Inventory Adjustments
An inventory adjustment corrects a discrepancy between what your system says you have and what is physically in your warehouse. Adjustments are a normal part of warehouse operations — they account for damage, shrinkage, counting errors, expiry, and other real-world events.
Adjustment Types
Each adjustment is categorized by the reason for the correction:
| Type | When to use it |
|---|---|
| Cycle Count | Discrepancies found during a scheduled cycle count. |
| Physical Inventory | Corrections from a full warehouse-wide physical count. |
| Damage | Items damaged in storage, during handling, or in transit. |
| Shrinkage | Unexplained inventory loss (packaging errors, unrecorded breakage, minor discrepancies). |
| Obsolete | Items that are no longer sellable or usable and should be written off. |
| Correction | A manual fix for a data entry error or system issue. |
| Found | Items discovered that were not previously recorded (e.g., found during reorganization). |
| Expired | Items that have passed their expiry date and must be removed from available stock. |
| Theft | Confirmed inventory theft. |
| Return to Vendor | Items being sent back to the supplier (e.g., defective goods). |
Adjustment Lifecycle
Adjustments follow an approval workflow to ensure accountability:
DRAFT --> PENDING APPROVAL --> APPROVED --> POSTED
\-> CANCELLED
| Status | What it means |
|---|---|
| Draft | The adjustment is being prepared. Line items and quantities can still be edited. |
| Pending Approval | The adjustment has been submitted and is waiting for a manager or supervisor to review it. |
| Approved | A manager has reviewed and approved the adjustment. |
| Posted | The adjustment has been applied to stock levels. This is final — stock quantities are updated and a journal entry is created. |
| Cancelled | The adjustment was cancelled. No changes to stock. |
Creating an Adjustment
- Go to Adjustments in the sidebar under Inventory and click Add Adjustment.
- Fill in:
- Adjustment Number — a unique reference (e.g.,
ADJ-2026-001). - Warehouse — the warehouse where the adjustment applies.

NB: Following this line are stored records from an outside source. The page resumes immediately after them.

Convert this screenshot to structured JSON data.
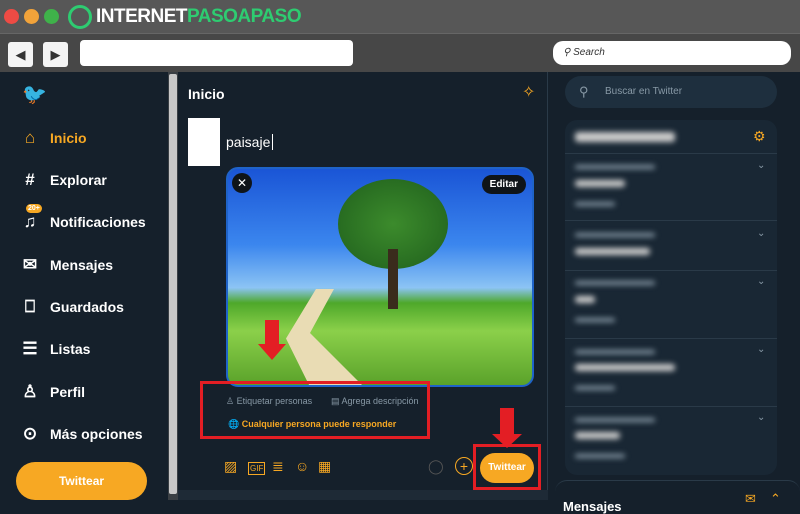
{
  "browser": {
    "logo_text_white": "INTERNET",
    "logo_text_green": "PASOAPASO",
    "search_placeholder": "Search",
    "back": "◀",
    "forward": "▶"
  },
  "colors": {
    "accent": "#f7a823",
    "background": "#15202b",
    "highlight": "#e31e24"
  },
  "sidebar": {
    "items": [
      {
        "label": "Inicio",
        "icon": "home-icon",
        "glyph": "⌂"
      },
      {
        "label": "Explorar",
        "icon": "hashtag-icon",
        "glyph": "#"
      },
      {
        "label": "Notificaciones",
        "icon": "bell-icon",
        "glyph": "🔔",
        "badge": "20+"
      },
      {
        "label": "Mensajes",
        "icon": "mail-icon",
        "glyph": "✉"
      },
      {
        "label": "Guardados",
        "icon": "bookmark-icon",
        "glyph": "🔖"
      },
      {
        "label": "Listas",
        "icon": "list-icon",
        "glyph": "☰"
      },
      {
        "label": "Perfil",
        "icon": "user-icon",
        "glyph": "👤"
      },
      {
        "label": "Más opciones",
        "icon": "more-icon",
        "glyph": "⋯"
      }
    ],
    "tweet_button": "Twittear"
  },
  "main": {
    "title": "Inicio",
    "compose_text": "paisaje",
    "edit_label": "Editar",
    "tag_people": "Etiquetar personas",
    "add_description": "Agrega descripción",
    "reply_setting": "Cualquier persona puede responder",
    "tweet_button": "Twittear"
  },
  "right": {
    "search_placeholder": "Buscar en Twitter",
    "messages_title": "Mensajes"
  }
}
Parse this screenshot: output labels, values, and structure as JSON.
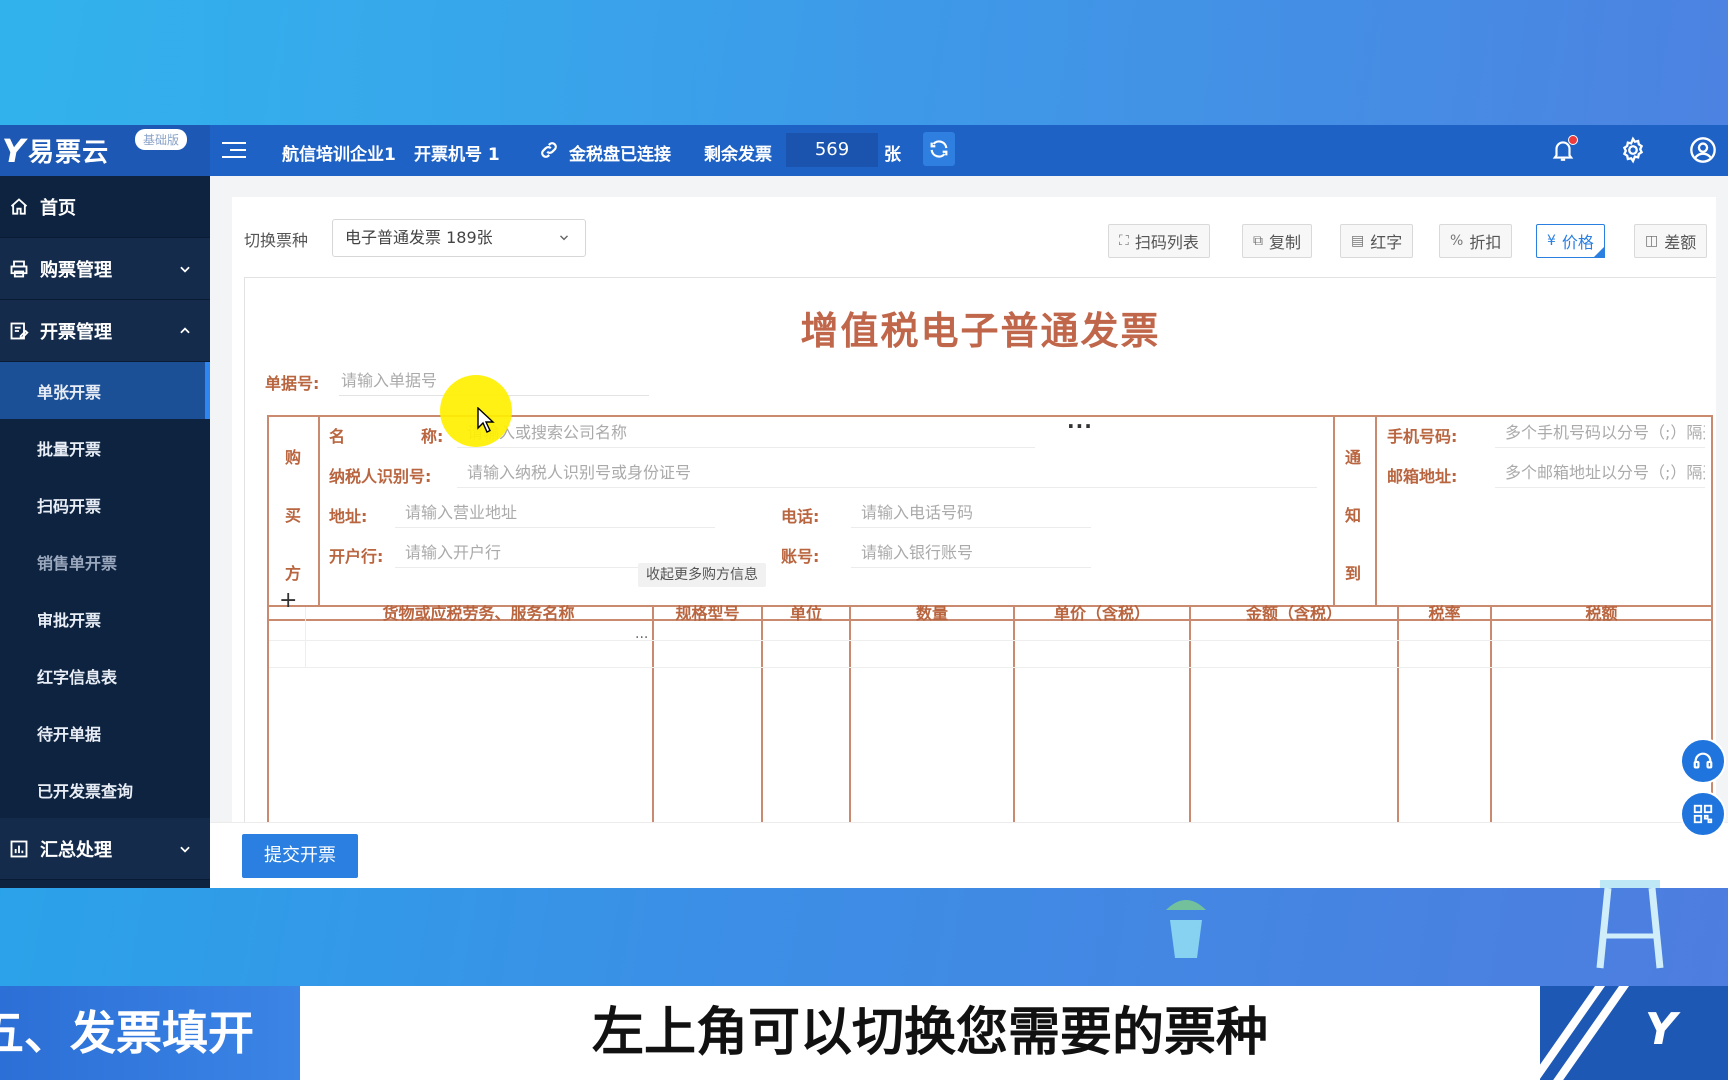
{
  "topbar": {
    "logo_mark": "Y",
    "logo_text": "易票云",
    "edition": "基础版",
    "company": "航信培训企业1",
    "machine": "开票机号 1",
    "tax_disk": "金税盘已连接",
    "remaining_label": "剩余发票",
    "remaining_count": "569",
    "remaining_unit": "张"
  },
  "sidebar": {
    "home": "首页",
    "purchase": "购票管理",
    "issue": "开票管理",
    "items": [
      "单张开票",
      "批量开票",
      "扫码开票",
      "销售单开票",
      "审批开票",
      "红字信息表",
      "待开单据",
      "已开发票查询"
    ],
    "summary": "汇总处理"
  },
  "toolbar": {
    "switch_label": "切换票种",
    "ticket_type": "电子普通发票 189张",
    "buttons": [
      "扫码列表",
      "复制",
      "红字",
      "折扣",
      "价格",
      "差额"
    ]
  },
  "invoice": {
    "title": "增值税电子普通发票",
    "doc_no_label": "单据号:",
    "doc_no_placeholder": "请输入单据号",
    "buyer_chars": [
      "购",
      "买",
      "方"
    ],
    "name_label_a": "名",
    "name_label_b": "称:",
    "name_placeholder": "请输入或搜索公司名称",
    "taxid_label": "纳税人识别号:",
    "taxid_placeholder": "请输入纳税人识别号或身份证号",
    "address_label": "地址:",
    "address_placeholder": "请输入营业地址",
    "phone_label": "电话:",
    "phone_placeholder": "请输入电话号码",
    "bank_label": "开户行:",
    "bank_placeholder": "请输入开户行",
    "account_label": "账号:",
    "account_placeholder": "请输入银行账号",
    "collapse_text": "收起更多购方信息",
    "notify_chars": [
      "通",
      "知",
      "到"
    ],
    "mobile_label": "手机号码:",
    "mobile_placeholder": "多个手机号码以分号（;）隔开",
    "email_label": "邮箱地址:",
    "email_placeholder": "多个邮箱地址以分号（;）隔开",
    "add_row": "+",
    "columns": [
      "货物或应税劳务、服务名称",
      "规格型号",
      "单位",
      "数量",
      "单价（含税）",
      "金额（含税）",
      "税率",
      "税额"
    ]
  },
  "footer": {
    "submit": "提交开票"
  },
  "caption": {
    "section": "五、发票填开",
    "text": "左上角可以切换您需要的票种",
    "corner_logo": "Y"
  },
  "colors": {
    "brand_blue": "#1e62c6",
    "sidebar_dark": "#0d2340",
    "invoice_accent": "#c98a70",
    "title_red": "#c0664a"
  }
}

- Adjustment Type — the reason for the correction (damage, shrinkage, cycle count, etc.).
- Adjustment Date — the date of the correction.
- Reference Number — an optional external reference.
- Reason — a description of why the adjustment is needed.
- Adjustment Number — a unique reference (e.g.,
- Save the adjustment in Draft status.
- Submit it for approval when ready.
Adjustment Lines
Each adjustment contains one or more lines, each representing a specific item being adjusted:
- Expected Quantity — what the system says you should have.
- Actual Quantity — what was physically counted or observed.
- Adjustment Quantity — the difference (calculated automatically).
- Variance Percentage — how far off the count was from expectations.
- Reason Code — a specific reason for this particular line’s discrepancy.
- Cost Impact — the financial impact of the adjustment.
Approval Workflow
Adjustments require approval before they affect stock levels. This prevents unauthorized changes and creates an accountability chain:
- The warehouse worker creates the adjustment and clicks Submit for Approval. The configured workflow picks the right approvers — there is no need to choose them by hand.
- The decision is routed to the assigned approver’s Approvals inbox, where they review the adjustment, its line items, and the stated reason.
- The approver can approve, reject (with a required reason), or delegate the decision to another user.
- Once all required approvers sign off, the adjustment is posted — stock levels are updated and a permanent journal entry is created.
The full chain of decisions, including any rejections and the reasons given, is kept permanently on the adjustment for audit purposes.
Tip: For high-value adjustments (e.g., above 50,000 DA), set up a workflow with a second level of approval. Approval workflows route differently based on threshold amounts so high-impact corrections automatically get extra scrutiny.